South Sudanese revolutionary

Tito Biel Chuor (or Chol, Chor) was a high-ranking commander in the South Sudan Defense Forces (SSDF) during the Second Sudanese Civil War (1983–2005).

Tito Biel, of the Dok section of the Nuer people, was originally in the Sudan People's Liberation Army (SPLA), but joined Riek Machar's breakaway faction in 1991.
He followed Riek Machar when he became reconciled with the Sudan government in 1997, joining the SSDF.

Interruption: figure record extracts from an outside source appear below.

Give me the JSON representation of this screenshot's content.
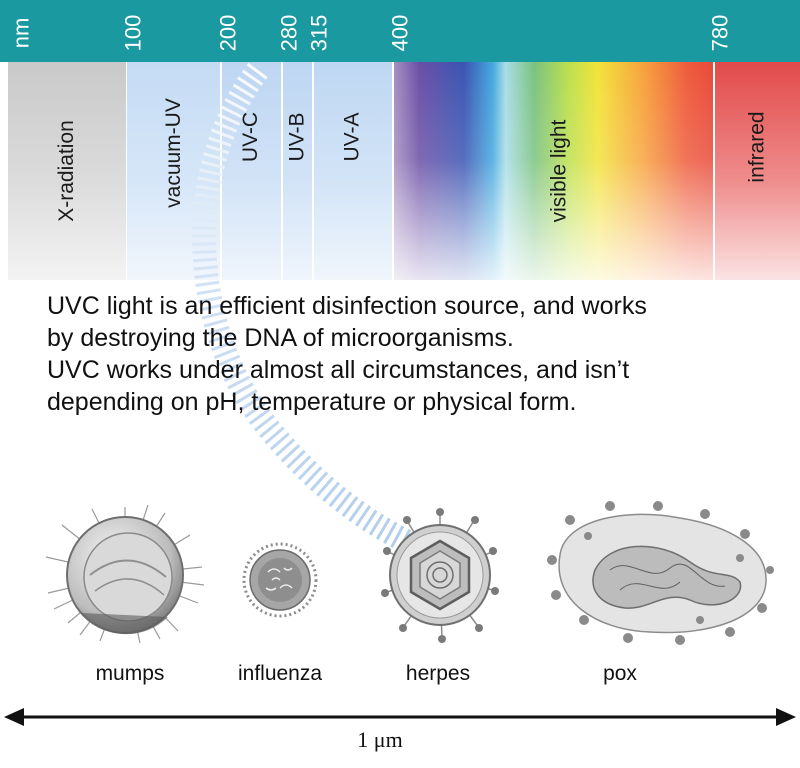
{
  "spectrum": {
    "unit_label": "nm",
    "ticks": [
      "100",
      "200",
      "280",
      "315",
      "400",
      "780"
    ],
    "bands": [
      "X-radiation",
      "vacuum-UV",
      "UV-C",
      "UV-B",
      "UV-A",
      "visible light",
      "infrared"
    ],
    "header_color": "#1a9aa0"
  },
  "intro": {
    "line1": "UVC light is an efficient disinfection source, and works",
    "line2": "by destroying the DNA of microorganisms.",
    "line3": "UVC works under almost all circumstances, and isn’t",
    "line4": "depending on pH, temperature or physical form."
  },
  "viruses": [
    "mumps",
    "influenza",
    "herpes",
    "pox"
  ],
  "scale": {
    "label": "1 μm"
  }
}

Major General Tito Biel led SSDF forces in 1998/1999 in clashes with Sudan Armed Forces (SAF) troops and militia under Major General Paulino Matiep.
By April 1999 Tito Biel's SSDF forces in Western Upper Nile were cooperating with the Sudan People's Liberation Army (SPLA) forces in Bahr el Ghazal, who were supplying arms.
Tito was pushed out of Leer by Paulino's forces, and on arrival in Yirol early in May 1999 he formally declared that he had switched to the SPLA, along with his officers and men.
For several months after September 1999 he coordinated with Commander Peter Gadet in attacking various oil-related targets in Unity State. Gadet had also rebelled from the SSDF after fighting Tito earlier in the year for control of Block 5A.

In November 1999 Biel, Gadet and other Nuer commanders formed the Upper Nile Provisional United Military Command Council (UMCC) to coordinate anti-government forces in the state.
They were not satisfied with Riek Machar for cooperating with the government despite the fact that the government had not honored the Khartoum peace agreement and had not handed over control of the oil fields to the Nuer militias.
Riek Machar resigned from the government at the end of the year and in February 2000 formed the Sudan People's Defense Forces/Democratic Front (SPDF). For a while the UMCC and SPDF cooperated, but the arrangement broke down as the government supplied Machar with arms and ammunition to settle grievances with the SPLA/Gadet troop.

Later in 2000 Tito Biel joined Riek Machar's SPDF.
He spent several months after March 2000 in Nairobi with Riek Machar and other leaders.
In early 2001 Tito Biel returned to Eastern Upper Nile with Riek Machar where they tried to drum up support for the SPDF militia.
In early February 2002, resentful that he had not been consulted on Riek Machar's deal with John Garang to rejoin the SPLA, Tito Biel rejoined the Sudan government. Later he was joined by Peter Gadet.